A draft legislation published by the UK Treasury on April 29 revealed new rules for firms offering crypto services in the UK, such as stablecoins, staking, and custody. 

The rules, part of the government’s broader “Plan for Change,” are intended to bring crypto exchanges, dealers, and custodians under the Financial Conduct Authority’s (FCA) supervision, mirroring the standards applied to traditional financial services.

Chancellor of the Exchequer Rachel Reeves said the regulatory changes aim to make “Britain the best place in the world to innovate.” She added that robust rules around crypto will boost investor confidence, support the growth, and protect UK investors.

Expansion of regulatory perimeter

According to the draft Financial Services and Markets Act 2000 (Amendment) Order 2025, firms engaging with crypto will require authorization to operate in or serve clients in the UK. 

The regulation will introduce a new “qualifying cryptoassets” category and establish clear definitions for “qualifying stablecoins,” distinguishing them from electronic money and tokenized deposits. 

These classifications ensure that crypto activities are subject to the same oversight as other specified investments under existing financial services legislation.

The new activities that require authorization include issuing stablecoins, custody, operating trading platforms, dealing in crypto as principal or agent, arranging crypto transactions, and providing staking services. 

The policy note clarifies that using stablecoins for payments will not grant them regulation under the Payment Services Regulations, leaving future regulation open as adoption increases.

The geographic scope of the new regulatory perimeter ensures that firms directly or indirectly engaging with UK consumers must obtain authorization, regardless of their location.

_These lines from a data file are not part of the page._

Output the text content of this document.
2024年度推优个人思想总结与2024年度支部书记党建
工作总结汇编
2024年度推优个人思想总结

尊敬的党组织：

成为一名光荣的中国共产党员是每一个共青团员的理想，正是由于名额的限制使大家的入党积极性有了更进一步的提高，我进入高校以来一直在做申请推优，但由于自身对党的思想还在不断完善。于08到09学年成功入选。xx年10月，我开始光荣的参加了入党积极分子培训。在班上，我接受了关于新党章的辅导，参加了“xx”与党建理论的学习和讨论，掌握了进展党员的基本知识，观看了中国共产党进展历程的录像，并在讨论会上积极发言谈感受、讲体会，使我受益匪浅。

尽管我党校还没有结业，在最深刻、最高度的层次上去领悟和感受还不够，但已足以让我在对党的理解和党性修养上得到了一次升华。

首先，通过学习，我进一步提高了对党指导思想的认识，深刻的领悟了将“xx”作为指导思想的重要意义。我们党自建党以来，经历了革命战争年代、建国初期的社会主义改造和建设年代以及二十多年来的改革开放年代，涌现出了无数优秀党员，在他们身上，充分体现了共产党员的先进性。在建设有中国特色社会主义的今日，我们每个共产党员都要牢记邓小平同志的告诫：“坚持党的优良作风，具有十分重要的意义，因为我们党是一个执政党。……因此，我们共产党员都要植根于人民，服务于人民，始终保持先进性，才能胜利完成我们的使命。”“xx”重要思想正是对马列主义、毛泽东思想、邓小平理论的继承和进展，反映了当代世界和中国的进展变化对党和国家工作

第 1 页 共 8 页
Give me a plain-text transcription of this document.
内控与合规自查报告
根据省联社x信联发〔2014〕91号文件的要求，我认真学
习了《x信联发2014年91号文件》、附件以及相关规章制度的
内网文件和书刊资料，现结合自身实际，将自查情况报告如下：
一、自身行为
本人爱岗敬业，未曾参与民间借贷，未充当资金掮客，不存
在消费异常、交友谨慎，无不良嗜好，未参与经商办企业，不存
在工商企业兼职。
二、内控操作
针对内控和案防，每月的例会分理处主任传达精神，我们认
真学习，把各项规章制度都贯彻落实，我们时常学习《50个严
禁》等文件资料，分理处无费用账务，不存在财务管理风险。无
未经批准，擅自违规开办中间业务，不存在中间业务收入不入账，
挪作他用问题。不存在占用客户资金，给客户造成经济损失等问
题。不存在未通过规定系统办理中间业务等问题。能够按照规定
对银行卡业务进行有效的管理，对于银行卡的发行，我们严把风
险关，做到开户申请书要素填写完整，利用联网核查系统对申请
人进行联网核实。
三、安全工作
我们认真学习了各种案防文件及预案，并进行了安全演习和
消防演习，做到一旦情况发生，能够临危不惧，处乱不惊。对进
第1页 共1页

Additionally, firms providing custody or staking services must also be authorized if they operate in the UK or on behalf of UK consumers. 

Stablecoin issuers must obtain authorization only if operating from an establishment within the United Kingdom. The Treasury notes that truly DeFi activities, where no identifiable controlling party exists, would fall outside the authorization requirements.

Implications for financial ads and AML rules

The draft legislation will also revise the Financial Promotion Order 2005. Crypto firms authorized under the new regime will be able to approve their own promotions, eliminating temporary provisions that allowed registered but unauthorized firms to do so. 

According to the draft, this aligns the regulatory treatment of crypto promotions with that of traditional financial services.

Further amendments will update the Money Laundering, Terrorist Financing, and Transfer of Funds Regulations 2017. 

Authorized crypto firms will no longer need separate registration under anti-money laundering (AML) regulations but must still comply fully with existing AML requirements. Firms must notify the FCA when they begin or cease activities covered by the new regime.

Timeline for implementation

The Financial Conduct Authority will establish an application window before full commencement to allow existing cryptoasset firms to apply for authorization. 

Firms that fail to secure authorization within the transition period will enter a two-year wind-down process, during which they can maintain pre-existing contracts but must cease all new business activity involving UK consumers.

The Treasury stated that final legislation will be brought forward “at the earliest opportunity,” with a final Financial Services Growth and Competitiveness Strategy scheduled for publication on July 15. 

Discussions with US counterparts on fostering cross-border collaboration on digital securities are also underway as part of broader fintech development initiatives.